In 1994, to keep track of progress in protein folding predictions, researchers founded an initiative called the Critical Assessment of Protein Structure Prediction, CASP for short. CASP is a competition among different research teams which try to predict how proteins fold. The teams are given a set of amino acid sequences and have to submit which shape they think the protein will fold into.
This competition takes place every two years. It uses protein structures that were just experimentally measured, but have not yet been published, so the competing teams don’t know the right answer. The predictions are then compared with the real shape of the protein, and get a score depending on how well they match. This method for comparing the predicted with the actual three-dimensional shape is called a Global Distance Test, and it’s a percentage. 0% is a total failure, 100% is the high score. In the end, each team gets a complete score that is the average over all their prediction scores.
For the first 20 years, progress in the CASP competition was slow. Then, researchers began putting artificial intelligence on the task. Indeed, in last year’s competition, about half of the teams used artificial intelligence or, more specifically, deep learning. Deep learning uses neural networks. It is software that is trained on large sets of data and learns recognize patterns which it then extrapolates from. I explained this in more detail in an earlier video.
Until some years ago, no one in the CASP competition scored more than 40%. But in the last two installments of the competition, one team has reached remarkable scores. This is DeepMind, a British Company that was acquired by Google in twenty-fourteen. It’s the same company which is also behind the computer program AlphaGo, that in twenty-fifteen was first to beat a professional Go player.
DeepMind’s program for protein folding is called AlphaFold. In twenty-eighteen, AlphaFold got a score of almost 60% in the CASP competition, and in 2020, the update AlphaFold2 reached almost 90%.
The news made big headlines some months ago. Indeed, many news outlets claimed that AlphaFold2 solved the protein folding problem. But did it?
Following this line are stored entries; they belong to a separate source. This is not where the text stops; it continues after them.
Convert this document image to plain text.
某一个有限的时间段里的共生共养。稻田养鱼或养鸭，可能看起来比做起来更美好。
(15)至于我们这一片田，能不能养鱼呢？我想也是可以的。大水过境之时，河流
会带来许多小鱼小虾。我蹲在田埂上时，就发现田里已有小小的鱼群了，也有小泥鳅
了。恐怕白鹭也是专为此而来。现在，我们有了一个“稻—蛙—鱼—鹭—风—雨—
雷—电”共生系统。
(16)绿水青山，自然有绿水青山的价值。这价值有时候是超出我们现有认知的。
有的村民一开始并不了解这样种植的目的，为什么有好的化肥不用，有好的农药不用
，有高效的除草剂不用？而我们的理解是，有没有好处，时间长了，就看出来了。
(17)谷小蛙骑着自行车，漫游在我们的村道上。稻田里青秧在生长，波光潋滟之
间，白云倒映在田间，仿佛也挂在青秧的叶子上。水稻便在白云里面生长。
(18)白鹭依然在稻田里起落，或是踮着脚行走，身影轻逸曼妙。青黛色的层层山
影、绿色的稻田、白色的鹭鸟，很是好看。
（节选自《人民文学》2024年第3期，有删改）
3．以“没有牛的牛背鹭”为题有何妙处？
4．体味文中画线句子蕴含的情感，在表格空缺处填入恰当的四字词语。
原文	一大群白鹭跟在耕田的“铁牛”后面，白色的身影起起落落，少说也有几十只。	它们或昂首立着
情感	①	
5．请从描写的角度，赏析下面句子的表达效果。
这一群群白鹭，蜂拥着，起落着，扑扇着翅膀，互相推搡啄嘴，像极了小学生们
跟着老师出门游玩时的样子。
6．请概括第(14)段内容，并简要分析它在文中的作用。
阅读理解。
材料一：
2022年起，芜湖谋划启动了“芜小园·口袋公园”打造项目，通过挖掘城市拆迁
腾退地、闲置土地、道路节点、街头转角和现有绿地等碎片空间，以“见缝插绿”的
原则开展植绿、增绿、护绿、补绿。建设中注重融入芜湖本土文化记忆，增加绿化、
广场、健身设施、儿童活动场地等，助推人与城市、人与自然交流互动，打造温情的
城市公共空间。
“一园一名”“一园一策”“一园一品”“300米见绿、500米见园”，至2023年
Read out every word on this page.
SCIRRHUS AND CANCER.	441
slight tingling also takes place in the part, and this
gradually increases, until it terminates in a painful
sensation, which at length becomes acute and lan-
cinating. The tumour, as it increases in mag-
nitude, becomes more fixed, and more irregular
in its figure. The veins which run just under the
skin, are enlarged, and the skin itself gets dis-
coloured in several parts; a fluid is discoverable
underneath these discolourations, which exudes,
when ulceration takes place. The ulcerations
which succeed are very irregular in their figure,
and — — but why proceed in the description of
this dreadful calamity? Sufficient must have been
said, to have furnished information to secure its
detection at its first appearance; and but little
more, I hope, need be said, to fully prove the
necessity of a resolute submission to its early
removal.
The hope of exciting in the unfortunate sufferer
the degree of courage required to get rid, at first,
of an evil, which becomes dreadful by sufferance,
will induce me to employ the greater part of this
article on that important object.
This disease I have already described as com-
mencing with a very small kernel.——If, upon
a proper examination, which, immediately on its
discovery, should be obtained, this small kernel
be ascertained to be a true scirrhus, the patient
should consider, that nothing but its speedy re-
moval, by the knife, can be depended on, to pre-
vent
Critics have pointed out that 90% is still a significant failure rate and that some of the most interesting cases are the ones for which AlphaFold2 did not do well, such as complexes of proteins, called oligomers, in which several amino acids are interacting. There is also the general problem with artificial intelligences, which is that they can only learn to extract patterns from data which they’ve been trained on. This means the data has to exist in the first place. If there are entirely new functions that don’t make an appearance in the data set, they may remain undiscovered.
But well. I sense a certain grumpiness here of people who are afraid they’ll be rendered obsolete by software. It’s certainly true that the AlphaFold’s 2020 success won’t be the end of the story. Much needs to be done, and of course one still needs data, meaning measurements, to train artificial intelligence on.
Still I think this is a remarkable achievement and amazing progress. It means that, in the future, protein folding predictions by artificially intelligent software may save scientists much time-consuming and expensive experiments. This could help researchers to develop proteins that have specific functions. Some that are on the wish-list, for example, are proteins to stimulate the immune system to fight cancer, a universal flu vaccine, or proteins that breaking down plastics.